Thursday, December 02, 2010

In Search of the Washington Novel


Christopher Hitchens seeks it out.

From the piece in City Journal...

Fiction about the nation’s capital is a growth that flourishes only on the lower slopes of Parnassus. Think of the flower of our novelists—Updike, Mailer, Roth, Cheever, Bellow—and see if you can call to mind a single scene that is set on the banks of the Potomac. Mailer did a famous nonfiction account of the march on the Pentagon (The Armies of the Night), and Updike briefly created a lifelike President Buchanan, but that second exception proves a more general rule, exemplified by Gore Vidal’s canon: historical reconstruction is the form in which our novelists prefer to approach the matter.
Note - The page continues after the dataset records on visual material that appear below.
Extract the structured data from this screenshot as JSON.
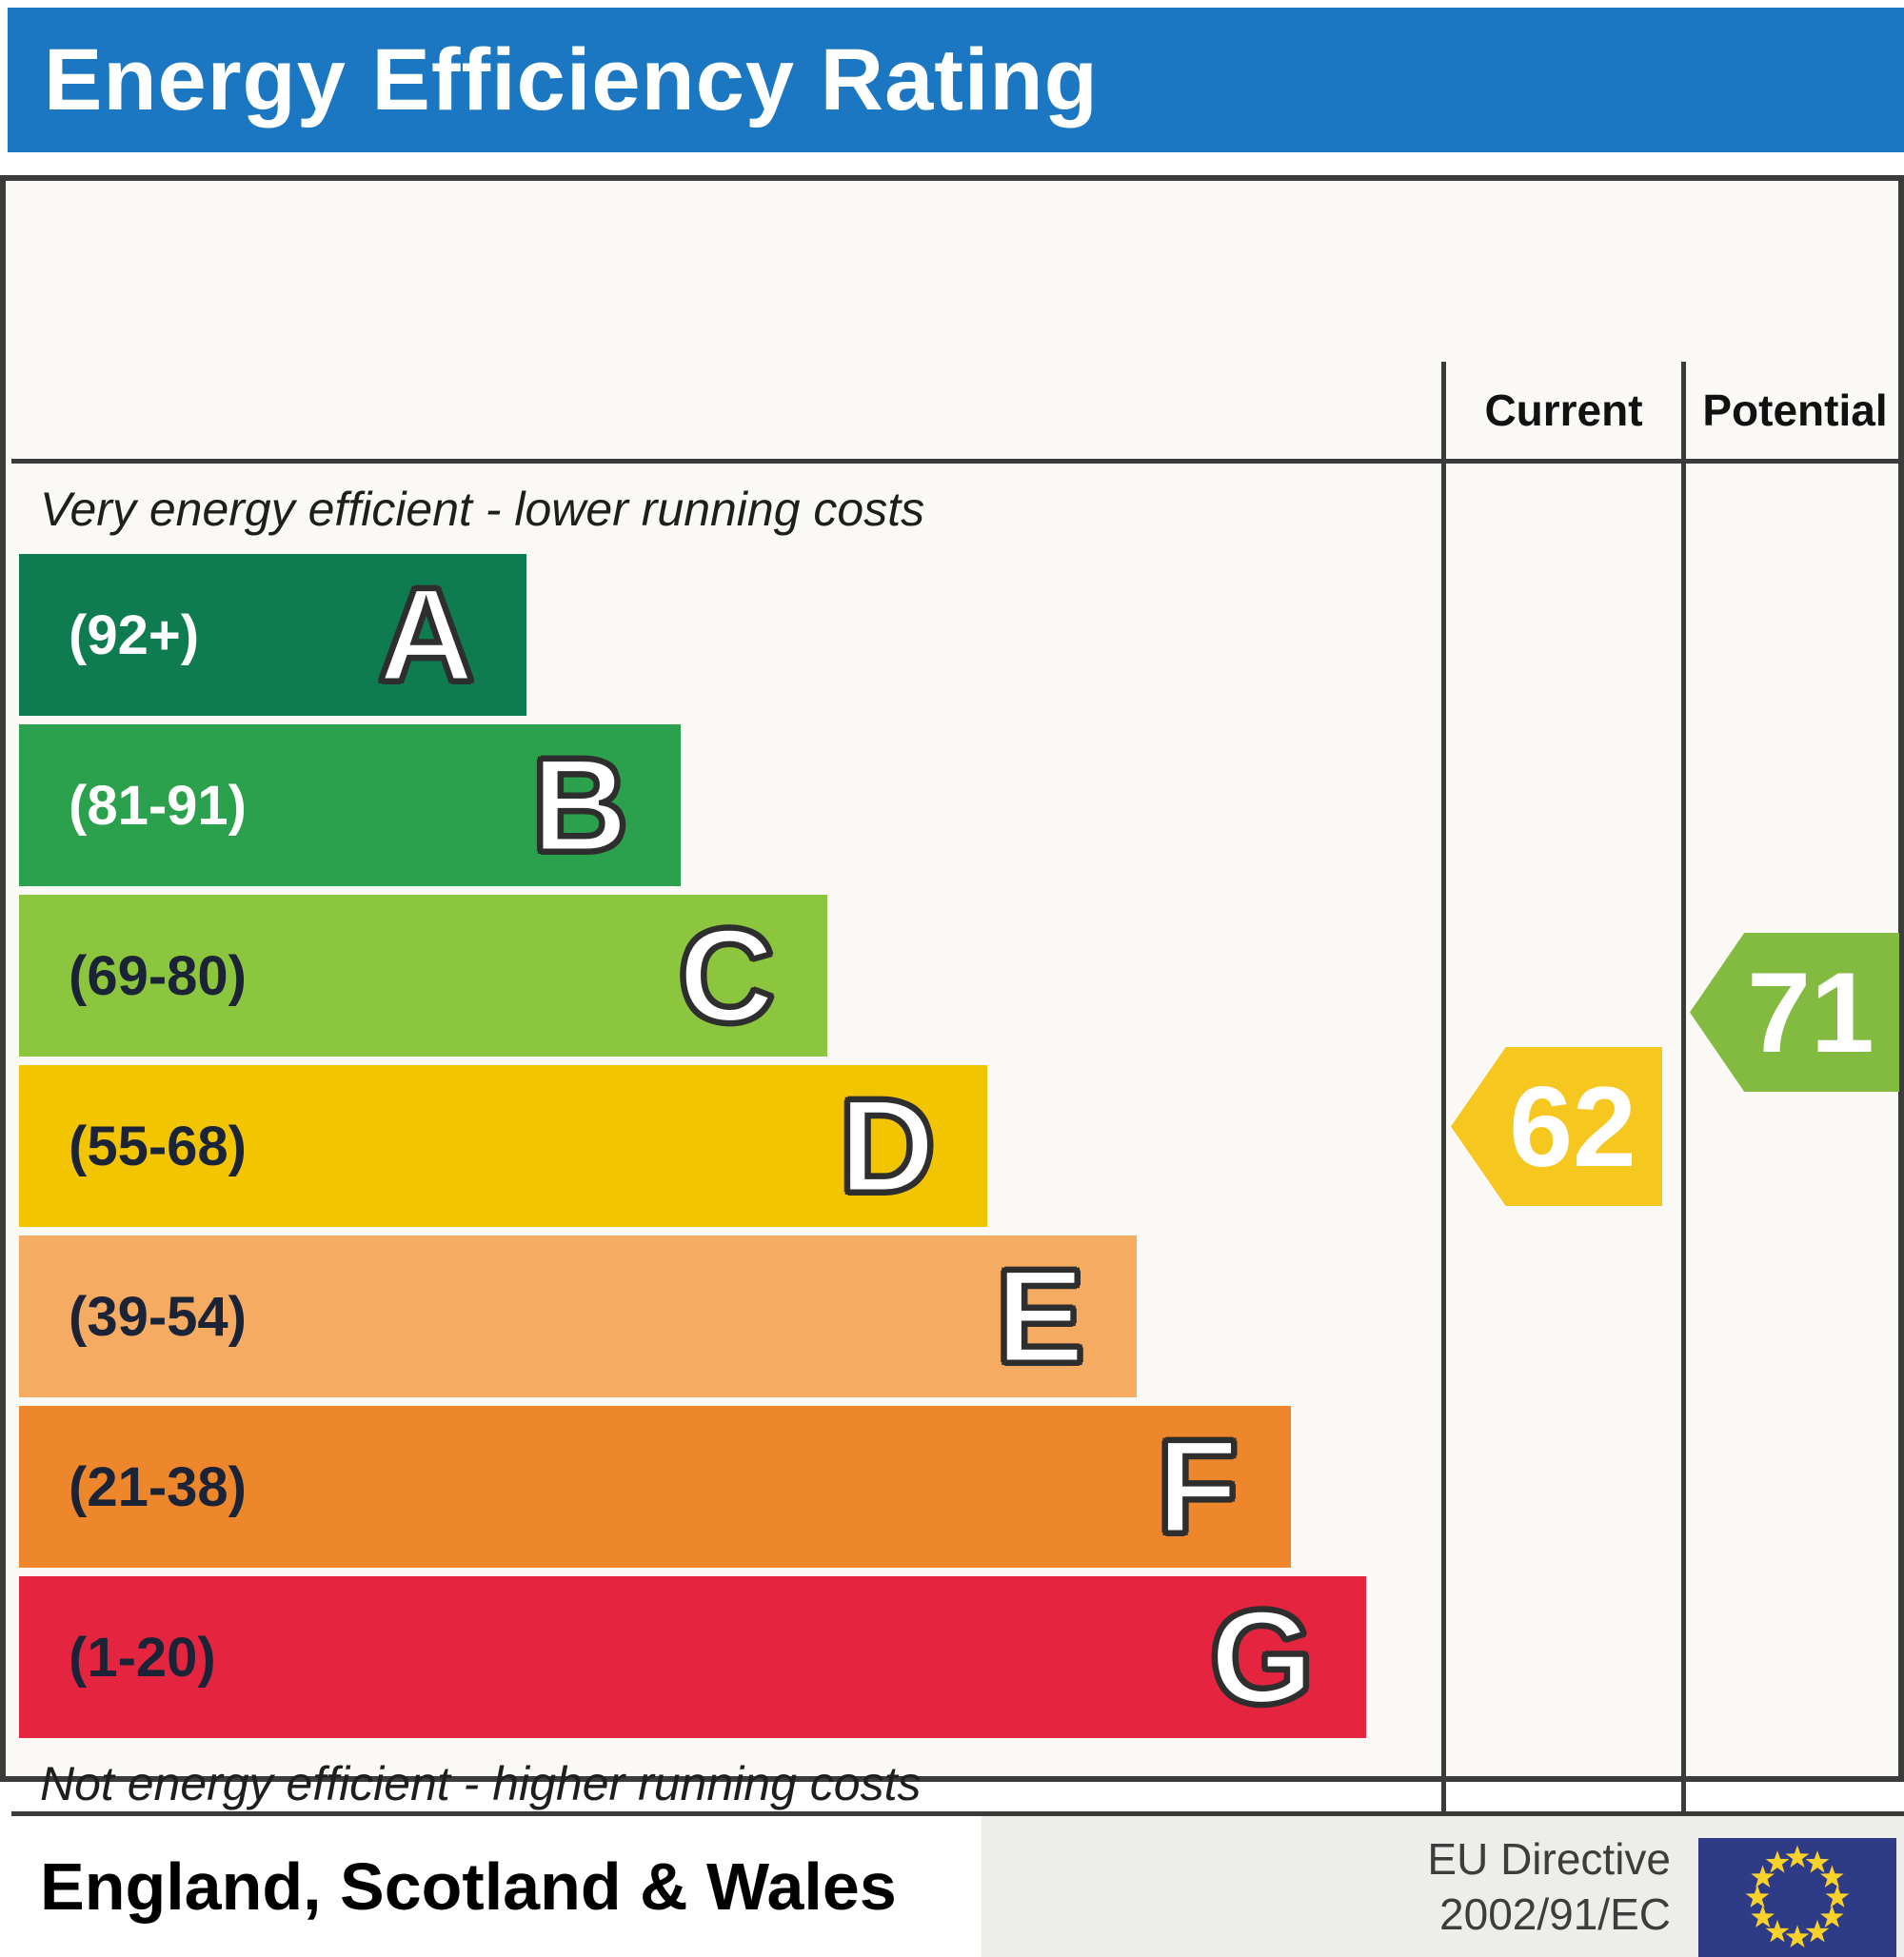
{
  "header": {
    "title": "Energy Efficiency Rating",
    "bg_color": "#1b77c2"
  },
  "columns": {
    "current_label": "Current",
    "potential_label": "Potential"
  },
  "captions": {
    "top": "Very energy efficient - lower running costs",
    "bottom": "Not energy efficient - higher running costs"
  },
  "chart_data": {
    "type": "bar",
    "title": "Energy Efficiency Rating",
    "bands": [
      {
        "letter": "A",
        "range_label": "(92+)",
        "range_min": 92,
        "range_max": 100,
        "color": "#0e7b50",
        "text_color": "#ffffff",
        "width_pct": 35.7
      },
      {
        "letter": "B",
        "range_label": "(81-91)",
        "range_min": 81,
        "range_max": 91,
        "color": "#2ba04d",
        "text_color": "#ffffff",
        "width_pct": 46.5
      },
      {
        "letter": "C",
        "range_label": "(69-80)",
        "range_min": 69,
        "range_max": 80,
        "color": "#8cc63f",
        "text_color": "#1b2436",
        "width_pct": 56.8
      },
      {
        "letter": "D",
        "range_label": "(55-68)",
        "range_min": 55,
        "range_max": 68,
        "color": "#f2c500",
        "text_color": "#1b2436",
        "width_pct": 68.1
      },
      {
        "letter": "E",
        "range_label": "(39-54)",
        "range_min": 39,
        "range_max": 54,
        "color": "#f6ab63",
        "text_color": "#1b2436",
        "width_pct": 78.6
      },
      {
        "letter": "F",
        "range_label": "(21-38)",
        "range_min": 21,
        "range_max": 38,
        "color": "#ee872b",
        "text_color": "#1b2436",
        "width_pct": 89.4
      },
      {
        "letter": "G",
        "range_label": "(1-20)",
        "range_min": 1,
        "range_max": 20,
        "color": "#e52440",
        "text_color": "#1b2436",
        "width_pct": 94.7
      }
    ],
    "current": {
      "value": 62,
      "band": "D",
      "color": "#f6c71f"
    },
    "potential": {
      "value": 71,
      "band": "C",
      "color": "#83bb41"
    }
  },
  "footer": {
    "region_label": "England, Scotland & Wales",
    "directive_line1": "EU Directive",
    "directive_line2": "2002/91/EC",
    "eu_flag": {
      "bg_color": "#2e3c87",
      "star_color": "#f8d12a",
      "star_count": 12
    }
  }
}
Can one imagine a Dickens without London or a Zola or Flaubert without Paris? The radix malorum can probably be found in the famous bargain between Thomas Jefferson and Alexander Hamilton, made when New York was still the capital of these United States. In exchange for an agreement to build the constitutionally mandated new Federal City on the border of Jefferson’s beloved Virginia, Hamilton could have his coveted national bank. Thus, and allowing for certain Philadelphian interludes, it was decided early on that the cultural capital of America would be separated from its political one. Other countries that have made similar two-headed arrangements include Australia, Brazil, Burma, and Canada: we yet await the Brasilia or Canberra novel.